I hope this is helpful 🙂

Alessandro

Ragu · ‎28 Sep 2022

Hi @AlessandroG , did you manage to set SLO with your query? as I can see this is working in Data Explorer however I couldn't make it work in SLO.

Ragu · ‎28 Sep 2022

Would be great if you could help us show an example how did you achieve in SLO wizard 🙏

AlessandroG · ‎29 Sep 2022

At the moment I can't post an example with a KeyRequest because the ones I have are tests and are not called enough times to get a result out of them.

I've attached an example using a service response time and will add one with a service key request response time as soon as I get enough data for it 🙂

Which error do you get when trying to get the SLO?

So far I saw that to use service.keyRequest.response.time you need to use type("SERVICE_METHOD") in the filter and then the name or the id of that key request.

Also you don't need to add the filter in the query of the SLO because you can do it in the filter section.

Viachaslau · ‎28 Sep 2022

Using avg+partition has no reason in this case, since you can simple filter aggregations like this:

(100)*(builtin:apps.web.action.visuallyComplete.load.browser:filter(series(percentile(75),lt(10000))):splitBy():count)/
(builtin:apps.web.action.visuallyComplete.load.browser:splitBy():count)

It doesn't solve initial problem - filter by criteria without aggregation.

AlessandroG · ‎29 Sep 2022

It doesn't works for the key request response time, because that metric aggregates the values for a "time slot" which is customisable in the data explorer but not in the SLO creation.

This time slot is set on automatic and can go from 1 minute (for small timeframes) to days in the larger timeframe.

By just counting the number of occurrences of the response time below a threshold you will get, for each time slot, 1 or 0.

OP got it right using fold(sum), because you need to find how many times you were below (good values) in the timeframe.

AlessandroG · ‎29 Sep 2022

I forgot to add that I don't know if there is a way to tell the SLO to don't use aggregated data for the response time but if there is I wasn't able to found it.

Viachaslau · ‎29 Sep 2022

This the main problem for me - because I don't want to have sum of avg count, but sum of count and filter it...

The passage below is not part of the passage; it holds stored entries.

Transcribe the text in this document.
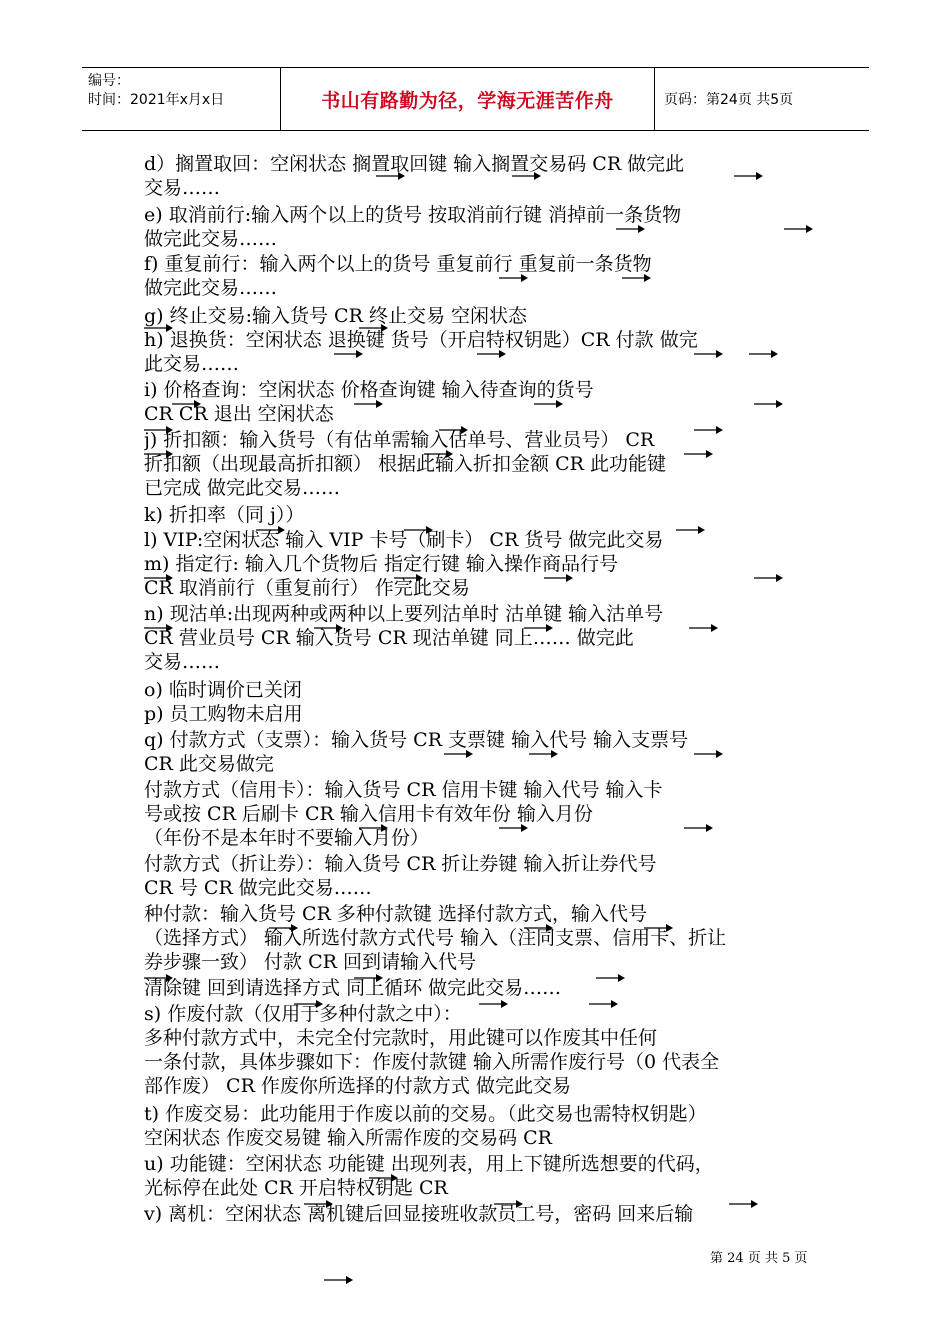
编号：
时间：2021年x月x日	书山有路勤为径，学海无涯苦作舟	页码：第24页 共5页
d）搁置取回：空闲状态 搁置取回键 输入搁置交易码 CR 做完此
交易……
e) 取消前行:输入两个以上的货号 按取消前行键 消掉前一条货物
做完此交易……
f) 重复前行：输入两个以上的货号 重复前行 重复前一条货物
做完此交易……
g) 终止交易:输入货号 CR 终止交易 空闲状态
h) 退换货：空闲状态 退换键 货号（开启特权钥匙）CR 付款 做完
此交易……
i) 价格查询：空闲状态 价格查询键 输入待查询的货号
CR CR 退出 空闲状态
j) 折扣额：输入货号（有估单需输入估单号、营业员号） CR
折扣额（出现最高折扣额） 根据此输入折扣金额 CR 此功能键
已完成 做完此交易……
k) 折扣率（同 j））
l) VIP:空闲状态 输入 VIP 卡号（刷卡） CR 货号 做完此交易
m) 指定行: 输入几个货物后 指定行键 输入操作商品行号
CR 取消前行（重复前行） 作完此交易
n) 现沽单:出现两种或两种以上要列沽单时 沽单键 输入沽单号
CR 营业员号 CR 输入货号 CR 现沽单键 同上…… 做完此
交易……
o) 临时调价已关闭
p) 员工购物未启用
q) 付款方式（支票）：输入货号 CR 支票键 输入代号 输入支票号
CR 此交易做完
付款方式（信用卡）：输入货号 CR 信用卡键 输入代号 输入卡
号或按 CR 后刷卡 CR 输入信用卡有效年份 输入月份
（年份不是本年时不要输入月份）
付款方式（折让券）：输入货号 CR 折让券键 输入折让券代号
CR 号 CR 做完此交易……
种付款：输入货号 CR 多种付款键 选择付款方式，输入代号
（选择方式） 输入所选付款方式代号 输入（注同支票、信用卡、折让
券步骤一致） 付款 CR 回到请输入代号
清除键 回到请选择方式 同上循环 做完此交易……
s) 作废付款（仅用于多种付款之中）：
多种付款方式中，未完全付完款时，用此键可以作废其中任何
一条付款，具体步骤如下：作废付款键 输入所需作废行号（0 代表全
部作废） CR 作废你所选择的付款方式 做完此交易
t) 作废交易：此功能用于作废以前的交易。（此交易也需特权钥匙）
空闲状态 作废交易键 输入所需作废的交易码 CR
u) 功能键：空闲状态 功能键 出现列表，用上下键所选想要的代码，
光标停在此处 CR 开启特权钥匙 CR
v) 离机：空闲状态 离机键后回显接班收款员工号，密码 回来后输
第 24 页 共 5 页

look like partition is also not helpful since we are using auto or avg for aggregation before filter.

AlessandroG · ‎29 Sep 2022

Ok, now I understood what are you saying. I missed the part, in the original question, where he says "without using a custom service metric".

To my best knowledge it doesn't seems possible, we can get a SLO out of the standard metric but it is limited to the aggregation of all the requests in the auto resolution for that timeframe but not a fine grain number based on all the requests.